CentOS *can* work. However when you need support or you find a major issue is when the luster of CentOS may fade. Also what happens when CentOS implodes again? Is your infrastructure worth that risk? For some environments that is acceptable, and only you know that answer for your environment. Also does your environment have to deal with compliance issues? Will CentOS meet those compliance issues in terms of auditing and support?

There's a lot more than meets the eye in the enterprise setting. If you haven't already, reach out to your SA. They are the technical people who are there to understand your needs and how RH can help fulfill those needs. In the end your CIO may feel that the above risks are acceptable, the only question then is would the stinky stuff flow downhill when that decision goes sideways and fall back on your head?
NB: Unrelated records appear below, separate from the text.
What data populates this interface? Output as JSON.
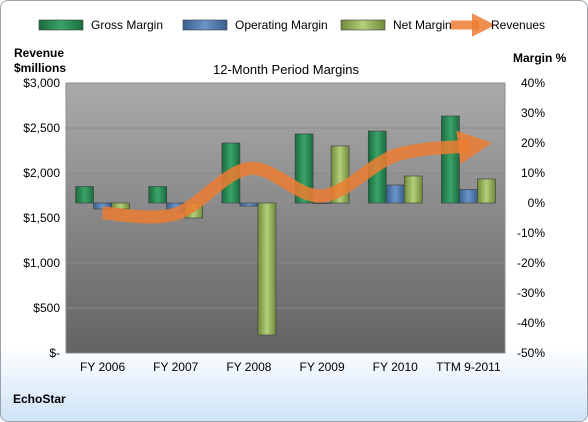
{
  "chart_data": {
    "type": "bar",
    "title": "12-Month Period Margins",
    "company": "EchoStar",
    "left_axis_title": [
      "Revenue",
      "$millions"
    ],
    "right_axis_title": "Margin %",
    "categories": [
      "FY 2006",
      "FY 2007",
      "FY 2008",
      "FY 2009",
      "FY 2010",
      "TTM 9-2011"
    ],
    "left_axis": {
      "min": 0,
      "max": 3000,
      "step": 500,
      "tick_labels": [
        "$-",
        "$500",
        "$1,000",
        "$1,500",
        "$2,000",
        "$2,500",
        "$3,000"
      ]
    },
    "right_axis": {
      "min": -50,
      "max": 40,
      "step": 10,
      "tick_labels": [
        "-50%",
        "-40%",
        "-30%",
        "-20%",
        "-10%",
        "0%",
        "10%",
        "20%",
        "30%",
        "40%"
      ]
    },
    "series": [
      {
        "name": "Gross Margin",
        "axis": "right",
        "kind": "bar",
        "color": "#2e8b57",
        "values": [
          5.5,
          5.5,
          20,
          23,
          24,
          29
        ]
      },
      {
        "name": "Operating Margin",
        "axis": "right",
        "kind": "bar",
        "color": "#4f81bd",
        "values": [
          -2,
          -3,
          -1,
          0,
          6,
          4.5
        ]
      },
      {
        "name": "Net Margin",
        "axis": "right",
        "kind": "bar",
        "color": "#9bbb59",
        "values": [
          -2,
          -5,
          -44,
          19,
          9,
          8
        ]
      },
      {
        "name": "Revenues",
        "axis": "left",
        "kind": "line",
        "color": "#ed7d31",
        "values": [
          1555,
          1545,
          2050,
          1745,
          2195,
          2300
        ]
      }
    ],
    "legend_position": "top",
    "grid": true
  }
}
>His job is to maximize shareholder value. If that means settling for a lower price than the cost of pursuing a court case, that is what he is going to do.

f I had the points I'd mod your post up. :-)

You actually understand what is going on better than most people responding to this thread. It comes down to simple economics. If you can pay someone to shut up (and perhaps get a license for Open Source in general) for a fraction of what it would cost to have your legal team peruse it then it makes more sense to pay them the hush money than waste your legal team's efforts. In addition if you loose on a small fry the potential ramifications are huge as they ripple through the rest of of the patent system, which in part is built upon previous cases. Rather it makes much more sense to be strategic in dealing with those who are trolling.